32 C.F.R. § 1622.1(c).
Keene v. United States, supra; Harris v. Ross, 5 Cir., 146 F.2d 355, 357.
Pickens was a member of the military in active service. Decisions relating to civilian employees of the Army, members of families of military personnel stationed overseas or discharged soldiers are not in point. Recognizing that the jurisdiction of military tribunals must be narrowly restricted in peace time, we are impelled to the conclusion that the military has jurisdiction over its members in active service. This is essential to the exercise of disciplinary control. Pickens had the burden of claiming his exemption. The failure of Pickens to claim the right does not destroy the power of the board to induct. After induction, Pickens could have applied for release on the grounds of erroneous induction. Having failed both to claim exemption at the time of induction and to utilize the administrative procedure available to obtain release after induction, Pickens may not assert his claimed right for the first time on this application for habeas corpus.

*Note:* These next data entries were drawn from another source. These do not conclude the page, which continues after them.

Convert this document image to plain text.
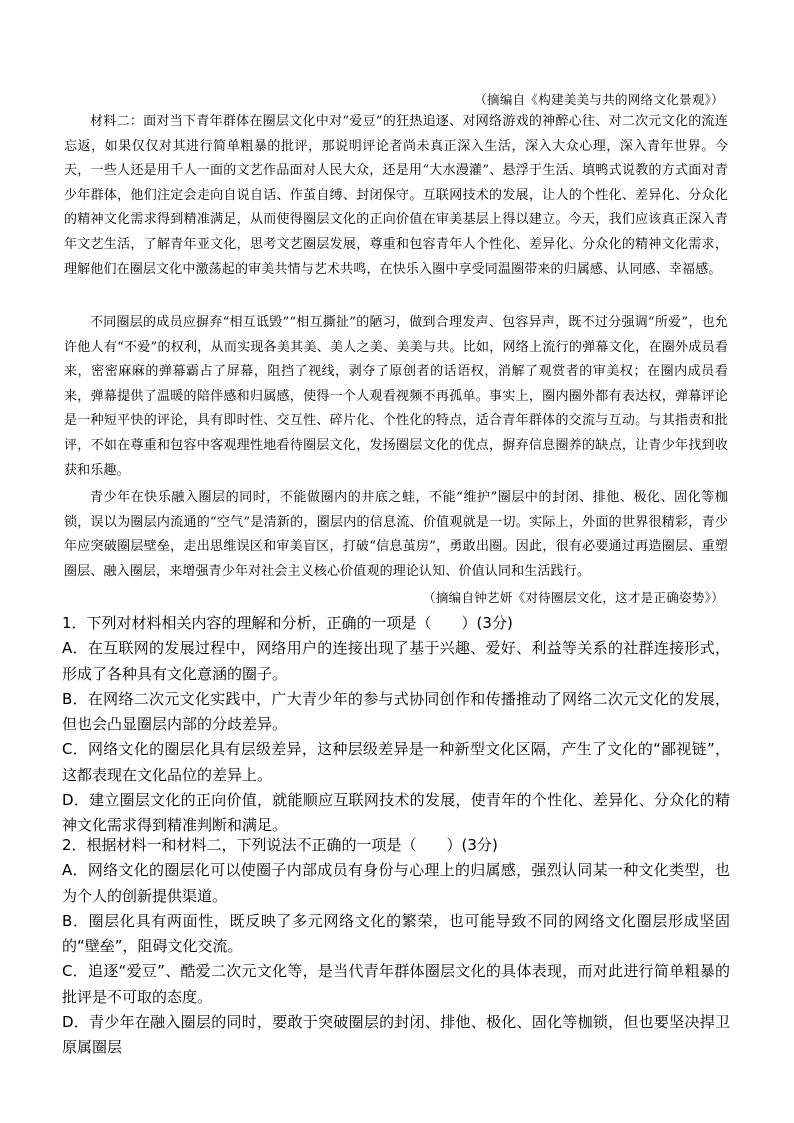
（摘编自《构建美美与共的网络文化景观》）

材料二：面对当下青年群体在圈层文化中对“爱豆”的狂热追逐、对网络游戏的神醉心往、对二次元文化的流连忘返，如果仅仅对其进行简单粗暴的批评，那说明评论者尚未真正深入生活，深入大众心理，深入青年世界。今天，一些人还是用千人一面的文艺作品面对人民大众，还是用“大水漫灌”、悬浮于生活、填鸭式说教的方式面对青少年群体，他们注定会走向自说自话、作茧自缚、封闭保守。互联网技术的发展，让人的个性化、差异化、分众化的精神文化需求得到精准满足，从而使得圈层文化的正向价值在审美基层上得以建立。今天，我们应该真正深入青年文艺生活，了解青年亚文化，思考文艺圈层发展，尊重和包容青年人个性化、差异化、分众化的精神文化需求，理解他们在圈层文化中激荡起的审美共情与艺术共鸣，在快乐入圈中享受同温圈带来的归属感、认同感、幸福感。

不同圈层的成员应摒弃“相互诋毁”“相互撕扯”的陋习，做到合理发声、包容异声，既不过分强调“所爱”，也允许他人有“不爱”的权利，从而实现各美其美、美人之美、美美与共。比如，网络上流行的弹幕文化，在圈外成员看来，密密麻麻的弹幕霸占了屏幕，阻挡了视线，剥夺了原创者的话语权，消解了观赏者的审美权；在圈内成员看来，弹幕提供了温暖的陪伴感和归属感，使得一个人观看视频不再孤单。事实上，圈内圈外都有表达权，弹幕评论是一种短平快的评论，具有即时性、交互性、碎片化、个性化的特点，适合青年群体的交流与互动。与其指责和批评，不如在尊重和包容中客观理性地看待圈层文化，发扬圈层文化的优点，摒弃信息圈养的缺点，让青少年找到收获和乐趣。

青少年在快乐融入圈层的同时，不能做圈内的井底之蛙，不能“维护”圈层中的封闭、排他、极化、固化等枷锁，误以为圈层内流通的“空气”是清新的，圈层内的信息流、价值观就是一切。实际上，外面的世界很精彩，青少年应突破圈层壁垒，走出思维误区和审美盲区，打破“信息茧房”，勇敢出圈。因此，很有必要通过再造圈层、重塑圈层、融入圈层，来增强青少年对社会主义核心价值观的理论认知、价值认同和生活践行。

（摘编自钟艺妍《对待圈层文化，这才是正确姿势》）

1．下列对材料相关内容的理解和分析，正确的一项是（　　）(3分)

A．在互联网的发展过程中，网络用户的连接出现了基于兴趣、爱好、利益等关系的社群连接形式，形成了各种具有文化意涵的圈子。

B．在网络二次元文化实践中，广大青少年的参与式协同创作和传播推动了网络二次元文化的发展，但也会凸显圈层内部的分歧差异。

C．网络文化的圈层化具有层级差异，这种层级差异是一种新型文化区隔，产生了文化的“鄙视链”，这都表现在文化品位的差异上。

D．建立圈层文化的正向价值，就能顺应互联网技术的发展，使青年的个性化、差异化、分众化的精神文化需求得到精准判断和满足。

2．根据材料一和材料二，下列说法不正确的一项是（　　）(3分)

A．网络文化的圈层化可以使圈子内部成员有身份与心理上的归属感，强烈认同某一种文化类型，也为个人的创新提供渠道。

B．圈层化具有两面性，既反映了多元网络文化的繁荣，也可能导致不同的网络文化圈层形成坚固的“壁垒”，阻碍文化交流。

C．追逐“爱豆”、酷爱二次元文化等，是当代青年群体圈层文化的具体表现，而对此进行简单粗暴的批评是不可取的态度。

D．青少年在融入圈层的同时，要敢于突破圈层的封闭、排他、极化、固化等枷锁，但也要坚决捍卫原属圈层
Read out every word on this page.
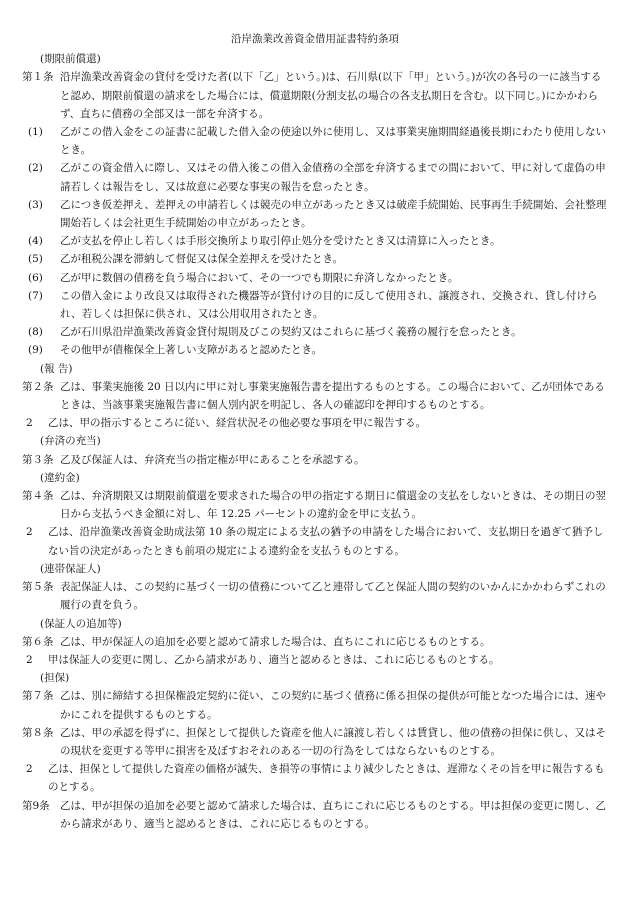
沿岸漁業改善資金借用証書特約条項
(期限前償還)
第１条 沿岸漁業改善資金の貸付を受けた者(以下「乙」という。)は、石川県(以下「甲」という。)が次の各号の一に該当すると認め、期限前償還の請求をした場合には、償還期限(分割支払の場合の各支払期日を含む。以下同じ。)にかかわらず、直ちに債務の全部又は一部を弁済する。
(1) 乙がこの借入金をこの証書に記載した借入金の使途以外に使用し、又は事業実施期間経過後長期にわたり使用しないとき。
(2) 乙がこの資金借入に際し、又はその借入後この借入金債務の全部を弁済するまでの間において、甲に対して虚偽の申請若しくは報告をし、又は故意に必要な事実の報告を怠ったとき。
(3) 乙につき仮差押え、差押えの申請若しくは競売の申立があったとき又は破産手続開始、民事再生手続開始、会社整理開始若しくは会社更生手続開始の申立があったとき。
(4) 乙が支払を停止し若しくは手形交換所より取引停止処分を受けたとき又は清算に入ったとき。
(5) 乙が租税公課を滞納して督促又は保全差押えを受けたとき。
(6) 乙が甲に数個の債務を負う場合において、その一つでも期限に弁済しなかったとき。
(7) この借入金により改良又は取得された機器等が貸付けの目的に反して使用され、譲渡され、交換され、貸し付けられ、若しくは担保に供され、又は公用収用されたとき。
(8) 乙が石川県沿岸漁業改善資金貸付規則及びこの契約又はこれらに基づく義務の履行を怠ったとき。
(9) その他甲が債権保全上著しい支障があると認めたとき。
(報 告)
第２条 乙は、事業実施後 20 日以内に甲に対し事業実施報告書を提出するものとする。この場合において、乙が団体であるときは、当該事業実施報告書に個人別内訳を明記し、各人の確認印を押印するものとする。
2 乙は、甲の指示するところに従い、経営状況その他必要な事項を甲に報告する。
(弁済の充当)
第３条 乙及び保証人は、弁済充当の指定権が甲にあることを承認する。
(違約金)
第４条 乙は、弁済期限又は期限前償還を要求された場合の甲の指定する期日に償還金の支払をしないときは、その期日の翌日から支払うべき金額に対し、年 12.25 パーセントの違約金を甲に支払う。
2 乙は、沿岸漁業改善資金助成法第 10 条の規定による支払の猶予の申請をした場合において、支払期日を過ぎて猶予しない旨の決定があったときも前項の規定による違約金を支払うものとする。
(連帯保証人)
第５条 表記保証人は、この契約に基づく一切の債務について乙と連帯して乙と保証人間の契約のいかんにかかわらずこれの履行の責を負う。
(保証人の追加等)
第６条 乙は、甲が保証人の追加を必要と認めて請求した場合は、直ちにこれに応じるものとする。
2 甲は保証人の変更に関し、乙から請求があり、適当と認めるときは、これに応じるものとする。
(担保)
第７条 乙は、別に締結する担保権設定契約に従い、この契約に基づく債務に係る担保の提供が可能となつた場合には、速やかにこれを提供するものとする。
第８条 乙は、甲の承認を得ずに、担保として提供した資産を他人に譲渡し若しくは賃貸し、他の債務の担保に供し、又はその現状を変更する等甲に損害を及ぼすおそれのある一切の行為をしてはならないものとする。
2 乙は、担保として提供した資産の価格が滅失、き損等の事情により減少したときは、遅滞なくその旨を甲に報告するものとする。
第9条 乙は、甲が担保の追加を必要と認めて請求した場合は、直ちにこれに応じるものとする。甲は担保の変更に関し、乙から請求があり、適当と認めるときは、これに応じるものとする。
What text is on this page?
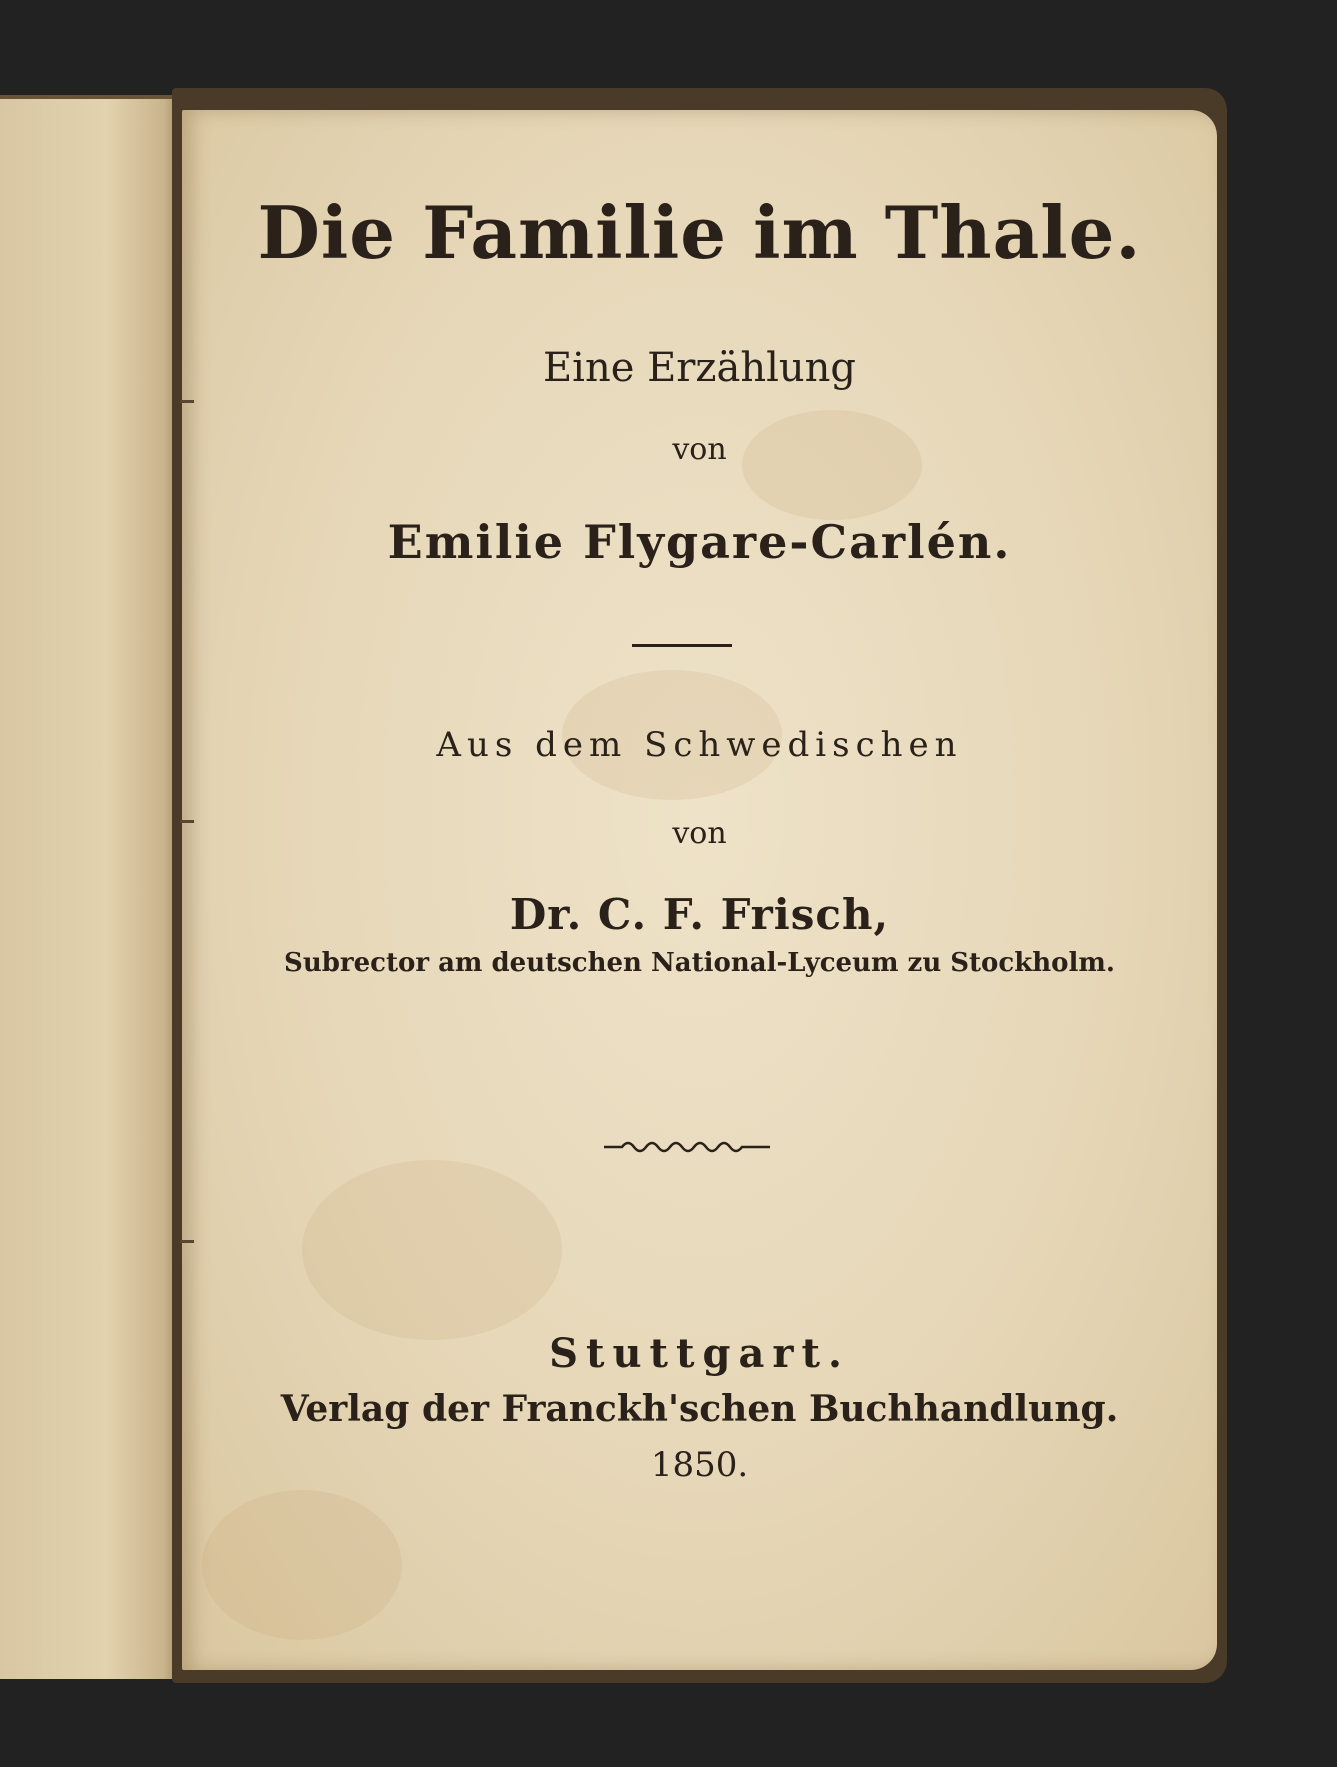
Die Familie im Thale.
Eine Erzählung
von
Emilie Flygare-Carlén.
Aus dem Schwedischen
von
Dr. C. F. Frisch,
Subrector am deutschen National-Lyceum zu Stockholm.
Stuttgart.
Verlag der Franckh'schen Buchhandlung.
1850.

See Grisham v. Hagan, 361 U.S. 278, 80 S.Ct. 310, 4 L.Ed.2d 279; McElroy v. United States ex rel. Guagliardo, 361 U.S. 281, 80 S.Ct. 305, 4 L.Ed.2d 282; Kinsella v. United States ex rel. Singleton, 361 U.S. 234, 80 S.Ct. 297, 4 L.Ed.2d 268; and United States ex rel. Toth v. Quarles, 350 U.S. 11, 76 S.Ct. 1, 100 L. Ed. 8.
Counsel argues that Pickens did not know of his right and hence could not have knowingly waived it. A short answer is that the petition for habeas corpus alleges neither lack of knowledge nor failure of the local board to make the right known.
Army Regulation 615-635 issued by the Department of the Army on October 13, 1953, 32 C.F.R. § 582.3.